Curt
Curt's Laws
Murphy's Law
If anything can go wrong, it will.
This is not just
supposed to be a joke. It should be internalized. Once internalized,
this question should be asked before completing a project: OK, now what do
we do when something goes wrong? (because we know it will.) Engineering or
planning is not complete until this question is answered.
The same is true of
Curt's laws. They should be internalized, and then satisfied in the process
of a project.
Curt's 1st Law
If it hasn't been tested, it doesn't work.
Remembering this idea
should remind us to always test every aspect of a completed project. It
may be that most things work, but there will invariably be found something in
the system that still has a bug in it. This law applies whether one is
installing equipment, writing a program, or writing a letter. We should always
proof read our letters and correct the errors before sending them, say it better
than we did at first, and remove what we should not say. A letter won't work if
it doesn't accomplish its objective, or creates problems that we should have
anticipated by how we said it.
Curt's Law on Safety
If we have to be careful, we aren't safe.
There is a story that
illustrates this law. Once a boy was helping me work through a
fence. I said, "see all of those wires sticking out, you could cut
yourself on one of them." He said "ok, I will be
careful". "No", I said, "we will bend all of those
wires back so you don't have to be careful." The question to ask to satisfy
this law is this: What do we need to do so that we are truly safe, and
don't have to be careful.
Curt's Law on Redundancy
A system is not redundant until there are three each
of every part.
We want our critical
systems to be up and running 100% of the time, with zero down time. If
something goes wrong in one system, it is no longer a redundant system. If
something goes wrong in the second system, we are down, and fail to meet our
100% goal. So if one system goes down, we need to have all of the spare
equipment and parts so that we can fix the down system very quickly to bring us
back to redundancy. So redundancy really means we want at least one system
working 100% of the time, and the second system working 99.9% of the time.
We can't do that without spare parts.
Curt's Law on Assumptions
Never
Assume Anything.
Whenever you say "I assumed" it is your fault that you got it wrong. To
get things right you need to know the facts, and all of the facts. And you
need to double check and find out what you missed. "Measure twice" (at
least)." You need to know the facts before you do something, and assuming is not
knowing.
Curt's Law on Communication
If you don't tell someone, they don't know
People need to read or hear things to know about them. A
supervisor should say something rather than assume that people know it.

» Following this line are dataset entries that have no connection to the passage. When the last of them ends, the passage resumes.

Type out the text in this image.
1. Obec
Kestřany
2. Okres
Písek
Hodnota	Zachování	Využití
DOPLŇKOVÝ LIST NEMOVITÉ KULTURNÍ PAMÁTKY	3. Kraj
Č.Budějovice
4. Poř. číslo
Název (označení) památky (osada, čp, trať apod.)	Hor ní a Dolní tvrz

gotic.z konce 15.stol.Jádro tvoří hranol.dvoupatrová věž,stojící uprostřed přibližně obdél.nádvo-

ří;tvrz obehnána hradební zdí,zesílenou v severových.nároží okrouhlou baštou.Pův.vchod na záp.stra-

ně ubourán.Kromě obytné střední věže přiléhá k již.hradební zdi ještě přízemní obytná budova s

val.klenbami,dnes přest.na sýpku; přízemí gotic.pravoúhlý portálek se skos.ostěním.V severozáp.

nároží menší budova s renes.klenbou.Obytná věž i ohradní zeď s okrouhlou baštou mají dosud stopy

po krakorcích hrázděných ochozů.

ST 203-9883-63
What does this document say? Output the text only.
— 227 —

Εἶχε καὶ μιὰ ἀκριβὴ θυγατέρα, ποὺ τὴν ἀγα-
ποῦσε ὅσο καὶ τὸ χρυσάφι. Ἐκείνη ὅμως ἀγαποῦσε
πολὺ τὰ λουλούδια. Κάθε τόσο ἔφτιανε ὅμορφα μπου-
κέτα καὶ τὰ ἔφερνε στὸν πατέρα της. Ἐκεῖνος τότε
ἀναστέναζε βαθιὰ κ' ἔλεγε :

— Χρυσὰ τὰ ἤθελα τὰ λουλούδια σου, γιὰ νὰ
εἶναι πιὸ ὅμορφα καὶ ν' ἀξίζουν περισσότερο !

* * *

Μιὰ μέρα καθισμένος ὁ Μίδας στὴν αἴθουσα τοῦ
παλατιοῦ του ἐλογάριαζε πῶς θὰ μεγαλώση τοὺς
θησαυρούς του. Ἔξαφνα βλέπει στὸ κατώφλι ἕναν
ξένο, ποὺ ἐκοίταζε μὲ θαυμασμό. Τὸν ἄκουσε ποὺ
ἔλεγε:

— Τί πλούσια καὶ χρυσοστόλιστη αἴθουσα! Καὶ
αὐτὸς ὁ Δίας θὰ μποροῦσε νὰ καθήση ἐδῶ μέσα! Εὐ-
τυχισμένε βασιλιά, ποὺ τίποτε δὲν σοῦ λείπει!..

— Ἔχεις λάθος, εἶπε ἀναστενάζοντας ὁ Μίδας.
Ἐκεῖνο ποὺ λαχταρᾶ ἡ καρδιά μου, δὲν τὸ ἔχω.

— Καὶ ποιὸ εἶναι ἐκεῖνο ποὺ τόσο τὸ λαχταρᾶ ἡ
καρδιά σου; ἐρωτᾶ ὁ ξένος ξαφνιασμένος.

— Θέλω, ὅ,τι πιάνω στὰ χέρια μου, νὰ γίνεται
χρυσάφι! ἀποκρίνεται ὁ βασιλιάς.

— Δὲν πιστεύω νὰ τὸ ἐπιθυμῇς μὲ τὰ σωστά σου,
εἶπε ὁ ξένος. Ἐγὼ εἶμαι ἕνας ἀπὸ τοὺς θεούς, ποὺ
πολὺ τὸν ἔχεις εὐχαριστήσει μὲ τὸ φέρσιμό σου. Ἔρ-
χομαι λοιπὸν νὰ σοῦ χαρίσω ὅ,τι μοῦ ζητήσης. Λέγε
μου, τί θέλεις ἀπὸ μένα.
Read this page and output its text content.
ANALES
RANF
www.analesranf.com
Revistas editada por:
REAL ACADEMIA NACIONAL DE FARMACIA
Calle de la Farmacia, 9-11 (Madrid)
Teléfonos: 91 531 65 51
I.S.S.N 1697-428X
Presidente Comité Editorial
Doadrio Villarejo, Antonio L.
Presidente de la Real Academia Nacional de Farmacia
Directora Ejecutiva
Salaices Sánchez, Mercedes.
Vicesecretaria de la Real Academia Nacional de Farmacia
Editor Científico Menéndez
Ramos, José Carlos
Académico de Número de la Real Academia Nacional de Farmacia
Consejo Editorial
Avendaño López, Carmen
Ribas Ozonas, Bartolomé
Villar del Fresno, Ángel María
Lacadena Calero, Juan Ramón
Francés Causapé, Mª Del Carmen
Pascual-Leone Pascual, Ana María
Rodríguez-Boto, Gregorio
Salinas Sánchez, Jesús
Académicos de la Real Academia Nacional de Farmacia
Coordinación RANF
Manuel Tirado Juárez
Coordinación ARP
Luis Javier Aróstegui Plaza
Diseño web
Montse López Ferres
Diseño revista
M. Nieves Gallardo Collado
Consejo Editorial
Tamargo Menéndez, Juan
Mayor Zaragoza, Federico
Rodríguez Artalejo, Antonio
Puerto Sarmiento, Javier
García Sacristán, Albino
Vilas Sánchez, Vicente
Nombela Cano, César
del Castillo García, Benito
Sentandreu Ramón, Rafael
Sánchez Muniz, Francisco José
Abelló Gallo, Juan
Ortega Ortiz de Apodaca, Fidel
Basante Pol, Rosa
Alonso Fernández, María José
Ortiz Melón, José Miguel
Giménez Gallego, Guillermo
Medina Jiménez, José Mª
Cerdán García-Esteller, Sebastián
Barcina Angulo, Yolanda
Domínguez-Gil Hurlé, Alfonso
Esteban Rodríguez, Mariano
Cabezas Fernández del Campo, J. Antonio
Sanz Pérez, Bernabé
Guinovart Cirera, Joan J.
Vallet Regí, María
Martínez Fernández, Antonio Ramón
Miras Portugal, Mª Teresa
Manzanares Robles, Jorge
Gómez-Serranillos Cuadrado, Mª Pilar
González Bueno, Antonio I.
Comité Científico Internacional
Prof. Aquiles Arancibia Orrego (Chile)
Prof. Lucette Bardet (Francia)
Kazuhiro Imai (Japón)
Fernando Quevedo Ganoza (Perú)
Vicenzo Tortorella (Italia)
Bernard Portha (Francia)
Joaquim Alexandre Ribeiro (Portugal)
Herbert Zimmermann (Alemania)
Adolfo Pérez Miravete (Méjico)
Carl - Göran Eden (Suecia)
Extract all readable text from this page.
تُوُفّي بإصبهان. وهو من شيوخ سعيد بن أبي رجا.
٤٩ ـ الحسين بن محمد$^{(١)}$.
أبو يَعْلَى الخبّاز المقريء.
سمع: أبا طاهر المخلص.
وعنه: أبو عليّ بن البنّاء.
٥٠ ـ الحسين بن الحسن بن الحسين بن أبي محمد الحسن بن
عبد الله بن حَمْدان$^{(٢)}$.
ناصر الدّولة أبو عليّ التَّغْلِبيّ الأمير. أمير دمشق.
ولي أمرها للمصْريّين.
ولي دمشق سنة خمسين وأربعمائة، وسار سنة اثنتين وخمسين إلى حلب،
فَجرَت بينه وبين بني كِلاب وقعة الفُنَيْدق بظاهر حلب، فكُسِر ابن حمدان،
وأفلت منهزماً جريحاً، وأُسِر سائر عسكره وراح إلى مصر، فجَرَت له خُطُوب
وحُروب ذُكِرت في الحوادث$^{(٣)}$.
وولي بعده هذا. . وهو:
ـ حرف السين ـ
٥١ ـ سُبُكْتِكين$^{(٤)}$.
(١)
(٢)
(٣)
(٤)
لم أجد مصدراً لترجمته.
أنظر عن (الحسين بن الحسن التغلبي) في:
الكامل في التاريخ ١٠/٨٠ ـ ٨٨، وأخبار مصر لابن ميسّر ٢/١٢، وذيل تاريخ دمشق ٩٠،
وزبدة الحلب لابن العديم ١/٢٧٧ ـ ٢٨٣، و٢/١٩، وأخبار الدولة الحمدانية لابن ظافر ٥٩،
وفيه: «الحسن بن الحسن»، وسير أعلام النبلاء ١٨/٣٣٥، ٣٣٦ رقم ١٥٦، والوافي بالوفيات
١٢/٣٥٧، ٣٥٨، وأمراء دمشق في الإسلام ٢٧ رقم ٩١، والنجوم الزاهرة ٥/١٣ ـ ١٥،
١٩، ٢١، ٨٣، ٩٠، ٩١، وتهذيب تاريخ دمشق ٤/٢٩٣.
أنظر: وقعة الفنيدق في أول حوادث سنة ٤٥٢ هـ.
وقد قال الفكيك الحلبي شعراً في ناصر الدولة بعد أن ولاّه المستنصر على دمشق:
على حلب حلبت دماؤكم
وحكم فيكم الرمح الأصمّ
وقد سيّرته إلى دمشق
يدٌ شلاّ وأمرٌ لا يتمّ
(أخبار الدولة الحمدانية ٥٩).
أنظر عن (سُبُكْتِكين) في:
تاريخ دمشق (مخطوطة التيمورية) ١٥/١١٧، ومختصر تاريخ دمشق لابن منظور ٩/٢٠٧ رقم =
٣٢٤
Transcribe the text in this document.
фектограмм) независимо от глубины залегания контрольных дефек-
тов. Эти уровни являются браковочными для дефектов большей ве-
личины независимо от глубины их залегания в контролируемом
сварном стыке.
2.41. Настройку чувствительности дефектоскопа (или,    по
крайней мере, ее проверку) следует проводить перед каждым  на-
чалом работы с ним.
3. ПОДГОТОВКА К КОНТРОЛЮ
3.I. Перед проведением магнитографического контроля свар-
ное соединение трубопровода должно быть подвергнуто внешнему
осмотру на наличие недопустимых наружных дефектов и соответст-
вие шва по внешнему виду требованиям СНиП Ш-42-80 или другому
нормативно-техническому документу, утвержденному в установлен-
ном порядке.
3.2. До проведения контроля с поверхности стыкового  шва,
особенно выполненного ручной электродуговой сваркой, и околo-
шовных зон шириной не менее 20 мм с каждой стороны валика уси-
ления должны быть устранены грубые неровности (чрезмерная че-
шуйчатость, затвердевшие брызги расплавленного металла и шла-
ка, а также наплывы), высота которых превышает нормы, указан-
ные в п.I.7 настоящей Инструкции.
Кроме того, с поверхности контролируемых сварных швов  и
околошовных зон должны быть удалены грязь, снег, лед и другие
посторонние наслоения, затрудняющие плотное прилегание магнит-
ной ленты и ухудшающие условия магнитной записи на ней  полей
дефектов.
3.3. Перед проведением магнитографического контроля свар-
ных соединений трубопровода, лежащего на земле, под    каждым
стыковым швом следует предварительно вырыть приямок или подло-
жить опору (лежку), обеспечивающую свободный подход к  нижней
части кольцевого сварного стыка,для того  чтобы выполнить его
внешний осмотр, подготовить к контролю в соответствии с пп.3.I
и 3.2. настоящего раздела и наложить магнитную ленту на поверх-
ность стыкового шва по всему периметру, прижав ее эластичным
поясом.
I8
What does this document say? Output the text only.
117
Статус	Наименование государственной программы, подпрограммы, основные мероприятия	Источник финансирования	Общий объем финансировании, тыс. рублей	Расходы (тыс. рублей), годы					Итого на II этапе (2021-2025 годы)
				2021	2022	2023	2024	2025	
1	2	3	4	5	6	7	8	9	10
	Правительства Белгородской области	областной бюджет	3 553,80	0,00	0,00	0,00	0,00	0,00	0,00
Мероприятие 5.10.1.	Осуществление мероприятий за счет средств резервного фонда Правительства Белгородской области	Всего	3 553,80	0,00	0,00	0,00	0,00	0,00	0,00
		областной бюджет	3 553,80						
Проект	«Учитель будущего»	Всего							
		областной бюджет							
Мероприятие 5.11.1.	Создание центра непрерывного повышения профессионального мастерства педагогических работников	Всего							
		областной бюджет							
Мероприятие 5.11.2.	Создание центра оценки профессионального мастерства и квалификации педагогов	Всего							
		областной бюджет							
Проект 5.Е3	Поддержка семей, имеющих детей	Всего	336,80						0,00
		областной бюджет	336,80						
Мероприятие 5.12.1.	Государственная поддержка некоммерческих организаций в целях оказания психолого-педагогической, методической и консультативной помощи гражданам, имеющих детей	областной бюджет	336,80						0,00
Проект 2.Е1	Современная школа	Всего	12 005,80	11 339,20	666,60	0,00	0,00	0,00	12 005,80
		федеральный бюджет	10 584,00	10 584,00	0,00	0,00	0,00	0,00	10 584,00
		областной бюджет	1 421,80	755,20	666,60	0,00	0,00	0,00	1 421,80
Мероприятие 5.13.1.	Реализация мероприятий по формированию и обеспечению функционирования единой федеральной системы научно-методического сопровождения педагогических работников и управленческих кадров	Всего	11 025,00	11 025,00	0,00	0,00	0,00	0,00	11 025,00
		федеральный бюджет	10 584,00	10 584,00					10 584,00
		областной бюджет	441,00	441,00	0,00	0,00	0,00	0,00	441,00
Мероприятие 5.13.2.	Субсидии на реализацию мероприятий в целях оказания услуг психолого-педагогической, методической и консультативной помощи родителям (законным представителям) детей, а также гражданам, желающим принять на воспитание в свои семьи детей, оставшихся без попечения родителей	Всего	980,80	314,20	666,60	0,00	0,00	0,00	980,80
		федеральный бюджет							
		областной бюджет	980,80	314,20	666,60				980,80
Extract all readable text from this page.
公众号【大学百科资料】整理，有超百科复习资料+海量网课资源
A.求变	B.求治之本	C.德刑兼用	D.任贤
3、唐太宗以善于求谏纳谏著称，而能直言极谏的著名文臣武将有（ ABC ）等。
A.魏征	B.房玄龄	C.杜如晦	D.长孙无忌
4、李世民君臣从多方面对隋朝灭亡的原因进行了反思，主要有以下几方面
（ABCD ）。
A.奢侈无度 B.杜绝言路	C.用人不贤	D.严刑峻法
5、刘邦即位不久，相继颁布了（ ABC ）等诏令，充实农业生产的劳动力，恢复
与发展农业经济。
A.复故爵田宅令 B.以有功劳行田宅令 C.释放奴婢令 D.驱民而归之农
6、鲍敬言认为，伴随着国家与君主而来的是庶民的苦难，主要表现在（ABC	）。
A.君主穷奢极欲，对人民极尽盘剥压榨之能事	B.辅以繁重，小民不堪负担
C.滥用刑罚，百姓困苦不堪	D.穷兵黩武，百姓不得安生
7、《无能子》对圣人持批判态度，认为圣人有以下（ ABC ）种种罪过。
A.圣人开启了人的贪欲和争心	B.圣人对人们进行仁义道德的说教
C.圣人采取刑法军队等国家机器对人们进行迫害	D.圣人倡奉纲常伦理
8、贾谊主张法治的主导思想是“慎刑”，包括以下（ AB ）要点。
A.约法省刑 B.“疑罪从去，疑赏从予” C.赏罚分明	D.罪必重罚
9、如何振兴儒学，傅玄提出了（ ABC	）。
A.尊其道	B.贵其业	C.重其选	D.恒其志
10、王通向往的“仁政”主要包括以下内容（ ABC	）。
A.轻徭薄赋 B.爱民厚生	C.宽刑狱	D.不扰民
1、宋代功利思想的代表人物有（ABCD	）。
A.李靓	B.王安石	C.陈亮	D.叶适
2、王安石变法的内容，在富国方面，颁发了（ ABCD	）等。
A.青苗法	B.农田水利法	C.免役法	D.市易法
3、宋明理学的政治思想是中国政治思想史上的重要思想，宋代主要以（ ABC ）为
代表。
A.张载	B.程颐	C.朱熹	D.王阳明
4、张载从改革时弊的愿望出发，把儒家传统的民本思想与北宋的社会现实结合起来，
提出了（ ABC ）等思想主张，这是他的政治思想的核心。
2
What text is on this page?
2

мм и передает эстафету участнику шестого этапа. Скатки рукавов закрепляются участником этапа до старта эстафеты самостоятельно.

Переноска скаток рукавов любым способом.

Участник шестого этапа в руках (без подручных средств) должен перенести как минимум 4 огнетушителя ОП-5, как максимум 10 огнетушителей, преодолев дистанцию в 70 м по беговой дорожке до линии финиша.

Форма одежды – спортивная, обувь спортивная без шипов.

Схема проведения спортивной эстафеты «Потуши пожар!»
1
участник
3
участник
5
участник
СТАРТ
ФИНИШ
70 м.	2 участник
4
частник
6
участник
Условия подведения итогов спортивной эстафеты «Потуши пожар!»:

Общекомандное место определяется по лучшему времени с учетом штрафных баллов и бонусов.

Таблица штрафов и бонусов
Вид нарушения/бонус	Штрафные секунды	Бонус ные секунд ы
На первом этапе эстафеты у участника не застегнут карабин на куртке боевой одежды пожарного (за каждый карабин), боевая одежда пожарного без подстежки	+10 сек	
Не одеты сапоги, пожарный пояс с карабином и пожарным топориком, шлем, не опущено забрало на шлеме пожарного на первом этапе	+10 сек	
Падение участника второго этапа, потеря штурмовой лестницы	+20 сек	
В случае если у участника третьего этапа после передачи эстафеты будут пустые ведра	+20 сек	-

There are costs to doing things without all of the information necessary to do
it right. The higher the cost of getting things right, the less money left
over to get paid.
Don't get upset
if someone tells you something that you already know, or warns you about
something that you are aware of. Some day they will warn you about
something that will save you from an accident or a lot of grief. Be
thankful that people care enough about you to say something when they don't know
if you are aware of a danger or issue.